Twitter has been giving new users an egg-like profile picture since 2010, with the idea that they’d replace it will a real photo or at least a distinctive icon. That would be a reasonable assumption if new users were intending to create a profile and chat with old and new friends, as most of them do on Facebook or LinkedIn. In Twitter’s case, however, the eggs came to symbolize hit-and-run trolls, spammers, bots, and other undesirables. The basic program appears to be:
10 create a new account
20 get blocked a lot
30 goto 10
In a blog post announcing the change, Twitter said: “We’ve noticed patterns of behavior with accounts that are created only to harass others – often they don’t take the time to personalize their accounts. This has created an association between the default egg profile photo and negative behavior, which isn’t fair to people who are still new to Twitter and haven’t yet personalized their profile photo.”
Twitter clearly has an onboarding problem if it can’t even get users to upload a profile photo, or it wouldn’t have needed eggs in the first place. It’s not as though Twitter asked newbies to do any real work, such as add their hobbies, work qualifications or educational backgrounds.
Twitter also has a “leaky bucket” problem because it can’t get enough users to stick around. Twitter has reportedly had more than a billion sign-ups, but it still only has 319 million users. Facebook can add that sort of number in around 18 months.
Easy come, easy go. Users who have contributed nothing to Twitter have nothing to lose when they’re blocked or banned.
In my experience, even enthusiastic Twitter users drop out. Services such as ManageFlitter let users analyze the people they are following and list the inactive ones. My “inactive” list includes at least two followers who have made more than 30,000 tweets, and two who have made more than 40,000. Some of these inactive accounts are nine or 10 years old.
This week, Twitter also changed the way its system worked, which may upset a percentage of current users. On the Motherboard blog, Sarah Jeong complained: The New Twitter @-Replies Are Giving Me an Ulcer
For quite a long time, Twitter has been promising to change the structure of tweets to give people more space to write in.
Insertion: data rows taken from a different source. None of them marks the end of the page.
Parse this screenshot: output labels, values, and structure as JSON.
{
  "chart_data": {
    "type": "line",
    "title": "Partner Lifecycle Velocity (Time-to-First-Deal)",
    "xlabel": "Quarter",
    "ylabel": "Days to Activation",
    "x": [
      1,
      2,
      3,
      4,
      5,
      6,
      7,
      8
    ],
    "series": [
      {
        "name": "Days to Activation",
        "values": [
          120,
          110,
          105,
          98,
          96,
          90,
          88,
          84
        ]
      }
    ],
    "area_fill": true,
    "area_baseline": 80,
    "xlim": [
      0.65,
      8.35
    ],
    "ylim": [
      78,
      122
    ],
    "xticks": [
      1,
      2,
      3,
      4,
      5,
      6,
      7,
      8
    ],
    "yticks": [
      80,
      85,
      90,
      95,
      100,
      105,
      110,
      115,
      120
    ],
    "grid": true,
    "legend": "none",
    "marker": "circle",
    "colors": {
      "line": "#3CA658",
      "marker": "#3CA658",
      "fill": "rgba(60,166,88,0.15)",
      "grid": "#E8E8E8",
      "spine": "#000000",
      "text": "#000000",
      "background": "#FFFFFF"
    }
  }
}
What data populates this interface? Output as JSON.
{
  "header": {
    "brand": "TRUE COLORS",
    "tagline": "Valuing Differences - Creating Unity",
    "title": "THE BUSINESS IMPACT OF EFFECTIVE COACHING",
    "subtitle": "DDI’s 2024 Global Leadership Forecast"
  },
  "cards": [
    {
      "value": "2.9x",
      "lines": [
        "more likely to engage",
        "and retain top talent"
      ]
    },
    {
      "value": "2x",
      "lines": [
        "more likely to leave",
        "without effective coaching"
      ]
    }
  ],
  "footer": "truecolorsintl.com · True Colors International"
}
The plan was to remove the @names – the people you are tweeting to – and links to photos etc from the 140 character allowance, as shown in the diagram below.
That was a sensible plan, but the implementation has created problems. The one that’s annoying Jeong is “the canoe problem” where up to 50 users are targeted in a single tweet. This is insane. A healthy limit would be five users. Even at that level, there should be an extremely obvious and easy way for individuals to bail out of the canoe. At this point, I can’t see one.